Social Media Sentiment Analysis Engine

Published on: July 13, 2023 · Python · NLTK · VADER · K-Means

Analysed comments from multiple social media platforms to classify sentiment and identify dominant topic clusters, combining unsupervised clustering with a lexicon-based sentiment model.

1. Data Collection

We started by pulling comments from different social media platforms using platform APIs and web scraping tools. Comments were collected in multiple languages and required translation before analysis.

import numpy as np
import pandas as pd
import matplotlib.pyplot as plt
import seaborn as sns
from sklearn.cluster import KMeans
from sklearn.feature_extraction.text import TfidfVectorizer
from vaderSentiment.vaderSentiment import SentimentIntensityAnalyzer

sns.set()

2. Topic Clustering with K-Means

After cleaning and translating the data, we vectorised comments using TF-IDF and applied K-Means clustering to group comments by topic similarity. The Elbow Method was used to find the optimal number of clusters.
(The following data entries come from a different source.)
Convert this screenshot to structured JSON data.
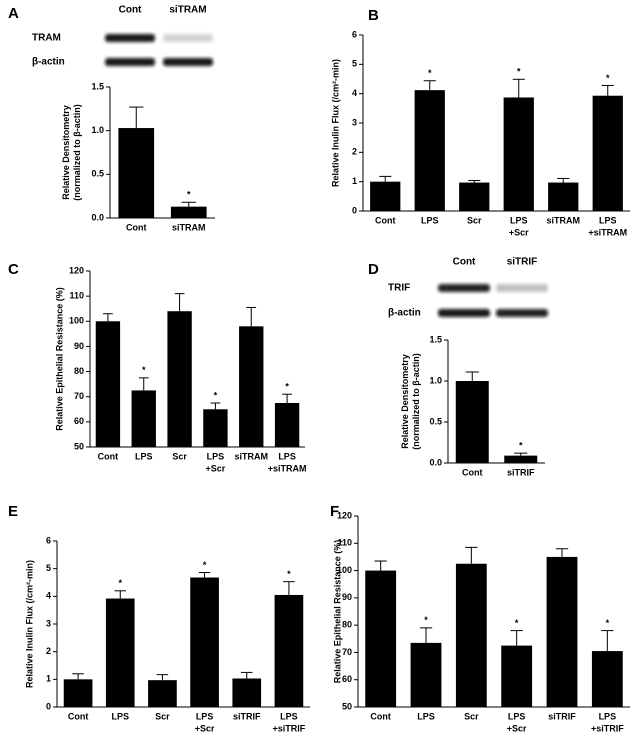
{
  "chart_data": [
    {
      "type": "bar",
      "panel": "A",
      "blot": {
        "columns": [
          "Cont",
          "siTRAM"
        ],
        "rows": [
          "TRAM",
          "β-actin"
        ]
      },
      "ylabel": [
        "Relative Densitometry",
        "(normalized to β-actin)"
      ],
      "categories": [
        [
          "Cont"
        ],
        [
          "siTRAM"
        ]
      ],
      "values": [
        1.03,
        0.13
      ],
      "errors": [
        0.24,
        0.05
      ],
      "significance": [
        null,
        "*"
      ],
      "color": "#000000",
      "ylim": [
        0,
        1.5
      ],
      "yticks": [
        {
          "value": 0,
          "label": "0.0"
        },
        {
          "value": 0.5,
          "label": "0.5"
        },
        {
          "value": 1,
          "label": "1.0"
        },
        {
          "value": 1.5,
          "label": "1.5"
        }
      ]
    },
    {
      "type": "bar",
      "panel": "B",
      "ylabel": [
        "Relative Inulin Flux (/cm²-min)"
      ],
      "categories": [
        [
          "Cont"
        ],
        [
          "LPS"
        ],
        [
          "Scr"
        ],
        [
          "LPS",
          "+Scr"
        ],
        [
          "siTRAM"
        ],
        [
          "LPS",
          "+siTRAM"
        ]
      ],
      "values": [
        1.0,
        4.12,
        0.97,
        3.87,
        0.97,
        3.93
      ],
      "errors": [
        0.18,
        0.32,
        0.07,
        0.62,
        0.14,
        0.35
      ],
      "significance": [
        null,
        "*",
        null,
        "*",
        null,
        "*"
      ],
      "color": "#000000",
      "ylim": [
        0,
        6
      ],
      "yticks": [
        0,
        1,
        2,
        3,
        4,
        5,
        6
      ]
    },
    {
      "type": "bar",
      "panel": "C",
      "ylabel": [
        "Relative Epithelial Resistance (%)"
      ],
      "categories": [
        [
          "Cont"
        ],
        [
          "LPS"
        ],
        [
          "Scr"
        ],
        [
          "LPS",
          "+Scr"
        ],
        [
          "siTRAM"
        ],
        [
          "LPS",
          "+siTRAM"
        ]
      ],
      "values": [
        100,
        72.5,
        104,
        65,
        98,
        67.5
      ],
      "errors": [
        3,
        5,
        7,
        2.5,
        7.5,
        3.5
      ],
      "significance": [
        null,
        "*",
        null,
        "*",
        null,
        "*"
      ],
      "color": "#000000",
      "ylim": [
        50,
        120
      ],
      "yticks": [
        50,
        60,
        70,
        80,
        90,
        100,
        110,
        120
      ]
    },
    {
      "type": "bar",
      "panel": "D",
      "blot": {
        "columns": [
          "Cont",
          "siTRIF"
        ],
        "rows": [
          "TRIF",
          "β-actin"
        ]
      },
      "ylabel": [
        "Relative Densitometry",
        "(normalized to β-actin)"
      ],
      "categories": [
        [
          "Cont"
        ],
        [
          "siTRIF"
        ]
      ],
      "values": [
        1.0,
        0.09
      ],
      "errors": [
        0.11,
        0.03
      ],
      "significance": [
        null,
        "*"
      ],
      "color": "#000000",
      "ylim": [
        0,
        1.5
      ],
      "yticks": [
        {
          "value": 0,
          "label": "0.0"
        },
        {
          "value": 0.5,
          "label": "0.5"
        },
        {
          "value": 1,
          "label": "1.0"
        },
        {
          "value": 1.5,
          "label": "1.5"
        }
      ]
    },
    {
      "type": "bar",
      "panel": "E",
      "ylabel": [
        "Relative Inulin Flux (/cm²-min)"
      ],
      "categories": [
        [
          "Cont"
        ],
        [
          "LPS"
        ],
        [
          "Scr"
        ],
        [
          "LPS",
          "+Scr"
        ],
        [
          "siTRIF"
        ],
        [
          "LPS",
          "+siTRIF"
        ]
      ],
      "values": [
        1.0,
        3.92,
        0.97,
        4.68,
        1.03,
        4.05
      ],
      "errors": [
        0.2,
        0.28,
        0.2,
        0.18,
        0.22,
        0.48
      ],
      "significance": [
        null,
        "*",
        null,
        "*",
        null,
        "*"
      ],
      "color": "#000000",
      "ylim": [
        0,
        6
      ],
      "yticks": [
        0,
        1,
        2,
        3,
        4,
        5,
        6
      ]
    },
    {
      "type": "bar",
      "panel": "F",
      "ylabel": [
        "Relative Epithelial Resistance (%)"
      ],
      "categories": [
        [
          "Cont"
        ],
        [
          "LPS"
        ],
        [
          "Scr"
        ],
        [
          "LPS",
          "+Scr"
        ],
        [
          "siTRIF"
        ],
        [
          "LPS",
          "+siTRIF"
        ]
      ],
      "values": [
        100,
        73.5,
        102.5,
        72.5,
        105,
        70.5
      ],
      "errors": [
        3.5,
        5.5,
        6,
        5.5,
        3,
        7.5
      ],
      "significance": [
        null,
        "*",
        null,
        "*",
        null,
        "*"
      ],
      "color": "#000000",
      "ylim": [
        50,
        120
      ],
      "yticks": [
        50,
        60,
        70,
        80,
        90,
        100,
        110,
        120
      ]
    }
  ]
}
text = final_df['translated_text'].astype(str)

vectorizer = TfidfVectorizer(stop_words='english')
X = vectorizer.fit_transform(text)

# Find optimal k using Elbow Method
inertias = []
K = range(2, 10)
for k in K:
    km = KMeans(n_clusters=k, max_iter=200, n_init=10, random_state=42)
    km.fit(X)
    inertias.append(km.inertia_)

plt.plot(K, inertias, 'bx-')
plt.xlabel('Number of clusters (k)')
plt.ylabel('Sum of squared distances')
plt.title('Elbow Method — Optimal k')
plt.show()

# Optimal k = 6 based on elbow curve
model = KMeans(n_clusters=6, init='k-means++', max_iter=200, n_init=10, random_state=42)
model.fit(X)

clusters = pd.DataFrame({'text': text, 'cluster': model.labels_})
print(clusters.sort_values('cluster'))

3. Elbow Curve

The elbow curve plateaued at k=6, confirming six dominant topic clusters across the comment dataset.

4. Sentiment Analysis with VADER

VADER (Valence Aware Dictionary and sEntiment Reasoner) was applied to each comment. VADER is well-suited for social media text — it handles slang, emojis, and capitalisation without requiring labelled training data.

from vaderSentiment.vaderSentiment import SentimentIntensityAnalyzer

analyzer = SentimentIntensityAnalyzer()

def classify_sentiment(text):
    score = analyzer.polarity_scores(str(text))['compound']
    if score >= 0.05:
        return 'positive'
    elif score <= -0.05:
        return 'negative'
    else:
        return 'neutral'

final_df['sentiment'] = final_df['translated_text'].apply(classify_sentiment)
print(final_df['sentiment'].value_counts(normalize=True))

5. Results

Running VADER on the full dataset produced a strong positive skew — 92% of comments were classified as positive. The negative cluster was concentrated around delivery and pricing complaints.

Conclusion

The majority of social media comments (92%) were positive. The K-Means clustering revealed six distinct conversation topics, allowing the business to prioritise which sentiment clusters required brand response. The pipeline was subsequently adapted for real-time monitoring of campaign mentions.